The present intention of the Yves Tanguy Committee is to include this work in the revised edition of the catalogue raisonné of his paintings and gouaches.
Dangers des courants is an exquisite subaquatic mindscape by Yves Tanguy painted in 1938. Mysterious pebbles are scattered across the soft expanse, which recalls the sandy bed of the sea or a desert. Forms resembling jellyfish in their spectral, bubble-like shapes emerge among these other objects, as well as twig-like assemblages that appear sculptural. Tanguy has created a rich interplay of texture and colour with the amorphous elements in this picture, revealing the automatism that he so valued as well as the intense lyricism of his Surreal vision and the meticulous craftsmanship that such jewel-like detailing involved.
The title, Dangers des courants, appears to hint at the maritime theme that is invoked by these jostling forms. Tanguy himself had spent two years in the Merchant Navy and related strongly to the sea. His pictures often had a marine quality, with the soft light, off-set by the crisp shadows, and the distorted sense of distance. This impression of the sea-bed was more marked before his move to the United States of America, when rocks and the desert became more of an inspiration. In Dangers des courants, the range of components are visions of some impossible aquatic realm: these forms appear as creatures, a mysterious bestiary. They teeter on the brink of recognition, alien yet somehow knowable, be it in the arm-like strands of the right-hand stick-creation or the more globular forms elsewhere.
Dangers des courants relates to three other pictures of the same title and format, all of which were shown in one of Tanguy's early one-man exhibitions, held at Guggenheim Jeune in London in the same year that the picture was painted.
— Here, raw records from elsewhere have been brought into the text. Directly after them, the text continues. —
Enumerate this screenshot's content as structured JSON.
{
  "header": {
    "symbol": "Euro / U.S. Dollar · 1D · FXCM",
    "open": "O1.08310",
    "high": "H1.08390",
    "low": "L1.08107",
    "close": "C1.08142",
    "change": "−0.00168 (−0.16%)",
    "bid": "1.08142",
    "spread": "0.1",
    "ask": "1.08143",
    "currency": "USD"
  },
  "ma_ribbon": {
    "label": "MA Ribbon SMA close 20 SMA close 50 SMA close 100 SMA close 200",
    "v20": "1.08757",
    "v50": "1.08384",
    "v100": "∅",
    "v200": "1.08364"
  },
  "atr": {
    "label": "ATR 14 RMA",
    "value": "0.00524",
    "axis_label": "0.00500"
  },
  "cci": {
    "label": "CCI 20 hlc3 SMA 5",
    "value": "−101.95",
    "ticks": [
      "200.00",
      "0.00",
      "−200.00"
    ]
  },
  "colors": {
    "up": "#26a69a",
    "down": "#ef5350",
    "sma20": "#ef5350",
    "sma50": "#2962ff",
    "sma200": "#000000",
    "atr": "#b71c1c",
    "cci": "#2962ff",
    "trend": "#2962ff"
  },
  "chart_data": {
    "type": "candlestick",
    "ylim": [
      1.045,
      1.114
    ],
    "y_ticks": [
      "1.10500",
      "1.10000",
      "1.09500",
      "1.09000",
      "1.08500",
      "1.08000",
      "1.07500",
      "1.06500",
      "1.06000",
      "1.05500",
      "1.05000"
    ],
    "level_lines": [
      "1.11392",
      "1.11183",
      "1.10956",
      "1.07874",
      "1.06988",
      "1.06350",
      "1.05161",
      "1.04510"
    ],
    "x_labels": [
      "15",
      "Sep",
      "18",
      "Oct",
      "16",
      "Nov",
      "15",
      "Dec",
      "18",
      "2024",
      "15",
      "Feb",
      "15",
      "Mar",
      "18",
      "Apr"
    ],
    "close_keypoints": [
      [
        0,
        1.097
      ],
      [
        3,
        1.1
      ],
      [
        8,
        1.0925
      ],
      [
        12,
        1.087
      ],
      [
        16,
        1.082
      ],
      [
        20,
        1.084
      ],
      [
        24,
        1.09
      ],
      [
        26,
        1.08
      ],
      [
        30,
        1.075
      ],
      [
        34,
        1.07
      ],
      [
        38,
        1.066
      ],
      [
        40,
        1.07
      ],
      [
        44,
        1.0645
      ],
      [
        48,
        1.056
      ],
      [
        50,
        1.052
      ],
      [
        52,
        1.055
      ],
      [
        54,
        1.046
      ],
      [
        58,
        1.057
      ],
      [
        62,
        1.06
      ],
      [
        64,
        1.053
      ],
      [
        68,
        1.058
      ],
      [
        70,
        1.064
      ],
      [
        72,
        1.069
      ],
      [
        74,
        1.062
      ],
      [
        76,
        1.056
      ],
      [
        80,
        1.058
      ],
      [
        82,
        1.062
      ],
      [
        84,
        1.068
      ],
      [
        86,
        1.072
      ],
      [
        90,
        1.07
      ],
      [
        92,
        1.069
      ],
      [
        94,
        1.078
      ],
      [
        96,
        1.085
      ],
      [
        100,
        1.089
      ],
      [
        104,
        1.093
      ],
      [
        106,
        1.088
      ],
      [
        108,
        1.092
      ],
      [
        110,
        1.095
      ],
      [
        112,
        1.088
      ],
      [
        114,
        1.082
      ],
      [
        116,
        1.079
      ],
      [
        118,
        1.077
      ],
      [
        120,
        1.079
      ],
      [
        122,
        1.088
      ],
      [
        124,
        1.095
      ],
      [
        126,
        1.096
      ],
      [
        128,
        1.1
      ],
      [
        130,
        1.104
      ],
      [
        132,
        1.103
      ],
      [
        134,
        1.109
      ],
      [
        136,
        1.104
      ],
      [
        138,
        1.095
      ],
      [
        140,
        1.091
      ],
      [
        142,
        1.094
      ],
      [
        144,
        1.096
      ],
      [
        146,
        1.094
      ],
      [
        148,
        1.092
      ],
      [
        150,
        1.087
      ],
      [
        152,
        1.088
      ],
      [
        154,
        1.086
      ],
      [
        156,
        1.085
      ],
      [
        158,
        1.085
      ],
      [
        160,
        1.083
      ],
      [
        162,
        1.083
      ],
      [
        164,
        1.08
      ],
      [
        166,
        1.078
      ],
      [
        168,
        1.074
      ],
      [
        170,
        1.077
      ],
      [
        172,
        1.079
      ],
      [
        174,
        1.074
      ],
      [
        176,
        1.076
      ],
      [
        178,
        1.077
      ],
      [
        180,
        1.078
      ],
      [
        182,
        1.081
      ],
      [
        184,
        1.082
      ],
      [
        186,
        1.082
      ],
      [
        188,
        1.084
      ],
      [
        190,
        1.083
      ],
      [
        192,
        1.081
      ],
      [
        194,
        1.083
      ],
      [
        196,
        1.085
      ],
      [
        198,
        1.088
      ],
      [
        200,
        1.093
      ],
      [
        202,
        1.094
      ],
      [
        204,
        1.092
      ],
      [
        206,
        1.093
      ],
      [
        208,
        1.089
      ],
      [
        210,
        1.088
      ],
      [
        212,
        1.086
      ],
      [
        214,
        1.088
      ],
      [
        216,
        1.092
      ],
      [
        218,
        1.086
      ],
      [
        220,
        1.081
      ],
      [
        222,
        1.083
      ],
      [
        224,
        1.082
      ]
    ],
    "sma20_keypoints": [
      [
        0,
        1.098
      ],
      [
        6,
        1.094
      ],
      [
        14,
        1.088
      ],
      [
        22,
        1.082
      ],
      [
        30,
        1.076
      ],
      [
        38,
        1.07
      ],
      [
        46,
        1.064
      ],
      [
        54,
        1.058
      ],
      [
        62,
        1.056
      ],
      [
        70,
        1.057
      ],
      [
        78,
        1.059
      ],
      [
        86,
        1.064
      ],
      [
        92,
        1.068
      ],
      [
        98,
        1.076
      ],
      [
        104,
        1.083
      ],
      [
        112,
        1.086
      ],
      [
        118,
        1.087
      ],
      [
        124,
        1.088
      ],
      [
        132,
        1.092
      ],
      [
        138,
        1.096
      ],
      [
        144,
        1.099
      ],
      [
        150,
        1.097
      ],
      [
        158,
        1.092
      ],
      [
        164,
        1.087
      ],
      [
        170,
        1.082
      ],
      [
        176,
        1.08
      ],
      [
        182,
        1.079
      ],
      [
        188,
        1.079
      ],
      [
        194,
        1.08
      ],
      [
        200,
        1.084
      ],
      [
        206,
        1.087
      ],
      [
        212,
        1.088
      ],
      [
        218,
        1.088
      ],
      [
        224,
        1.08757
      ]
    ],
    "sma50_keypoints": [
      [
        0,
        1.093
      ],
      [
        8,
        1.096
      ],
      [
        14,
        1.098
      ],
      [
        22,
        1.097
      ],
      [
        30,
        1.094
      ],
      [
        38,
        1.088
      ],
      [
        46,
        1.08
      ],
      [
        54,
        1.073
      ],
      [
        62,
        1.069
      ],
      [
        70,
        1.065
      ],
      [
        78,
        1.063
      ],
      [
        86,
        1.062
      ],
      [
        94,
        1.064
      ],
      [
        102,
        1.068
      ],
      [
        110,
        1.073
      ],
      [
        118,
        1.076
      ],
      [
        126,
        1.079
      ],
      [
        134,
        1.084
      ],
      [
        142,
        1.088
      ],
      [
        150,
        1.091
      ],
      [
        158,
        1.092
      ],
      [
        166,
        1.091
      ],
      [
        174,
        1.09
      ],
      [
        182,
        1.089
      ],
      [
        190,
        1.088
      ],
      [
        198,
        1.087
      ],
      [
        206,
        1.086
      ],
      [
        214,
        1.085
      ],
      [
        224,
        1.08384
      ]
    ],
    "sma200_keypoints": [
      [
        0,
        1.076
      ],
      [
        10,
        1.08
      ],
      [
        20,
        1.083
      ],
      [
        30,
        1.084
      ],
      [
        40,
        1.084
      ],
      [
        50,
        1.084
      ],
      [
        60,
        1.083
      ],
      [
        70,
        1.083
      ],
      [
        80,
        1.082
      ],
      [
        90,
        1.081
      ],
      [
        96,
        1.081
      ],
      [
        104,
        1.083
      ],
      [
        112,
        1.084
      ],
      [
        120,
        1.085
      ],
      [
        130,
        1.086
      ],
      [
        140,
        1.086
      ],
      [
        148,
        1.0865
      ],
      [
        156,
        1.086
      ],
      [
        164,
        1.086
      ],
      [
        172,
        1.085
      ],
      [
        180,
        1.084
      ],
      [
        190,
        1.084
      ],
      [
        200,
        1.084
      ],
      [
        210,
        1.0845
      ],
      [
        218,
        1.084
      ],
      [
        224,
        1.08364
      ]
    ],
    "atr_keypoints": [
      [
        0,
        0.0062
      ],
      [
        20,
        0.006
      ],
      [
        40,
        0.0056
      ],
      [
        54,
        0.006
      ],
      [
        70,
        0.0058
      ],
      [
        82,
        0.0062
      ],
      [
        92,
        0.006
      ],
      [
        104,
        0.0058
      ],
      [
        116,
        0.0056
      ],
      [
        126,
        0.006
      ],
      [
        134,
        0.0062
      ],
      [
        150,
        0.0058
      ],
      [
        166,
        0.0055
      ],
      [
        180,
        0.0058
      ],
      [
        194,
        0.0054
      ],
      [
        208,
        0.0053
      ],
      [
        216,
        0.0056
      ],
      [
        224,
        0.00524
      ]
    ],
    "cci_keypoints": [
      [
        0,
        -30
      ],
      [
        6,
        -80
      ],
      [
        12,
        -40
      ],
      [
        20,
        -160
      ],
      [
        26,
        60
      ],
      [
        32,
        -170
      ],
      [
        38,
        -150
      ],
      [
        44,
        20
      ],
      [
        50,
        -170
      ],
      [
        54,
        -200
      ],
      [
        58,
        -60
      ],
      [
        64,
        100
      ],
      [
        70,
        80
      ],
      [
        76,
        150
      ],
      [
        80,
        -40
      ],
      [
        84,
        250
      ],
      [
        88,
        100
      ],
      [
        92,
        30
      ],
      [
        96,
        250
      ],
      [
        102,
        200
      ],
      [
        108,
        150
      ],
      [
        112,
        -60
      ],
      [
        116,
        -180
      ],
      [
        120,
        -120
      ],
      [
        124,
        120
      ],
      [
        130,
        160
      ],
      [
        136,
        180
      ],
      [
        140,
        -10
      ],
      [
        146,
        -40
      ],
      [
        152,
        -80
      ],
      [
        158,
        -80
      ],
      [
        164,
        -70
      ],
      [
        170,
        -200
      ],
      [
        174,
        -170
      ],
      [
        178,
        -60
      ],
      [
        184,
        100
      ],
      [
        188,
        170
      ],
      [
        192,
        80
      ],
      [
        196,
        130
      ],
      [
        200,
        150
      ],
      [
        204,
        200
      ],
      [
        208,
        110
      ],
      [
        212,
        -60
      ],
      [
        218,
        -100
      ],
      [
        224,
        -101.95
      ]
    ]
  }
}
Peggy Guggenheim became romantically involved with Tanguy around this time; in addition, it seems that Kay Sage, whom he would later marry, entered his orbit then, acquiring one of his pictures, perhaps from that show. On that occasion, a catalogue had been published with a foreword by André Breton, which he had written for a Paris show that had taken place earlier that year, which he ended with the words: 'Yves Tanguy, the painter of fearful aerial, subterranean and maritime elegance, the man in whom I see the moral adornment of our time: my charming friend' (A. Breton, Surrealism and Painting, London, 1965, p. 175).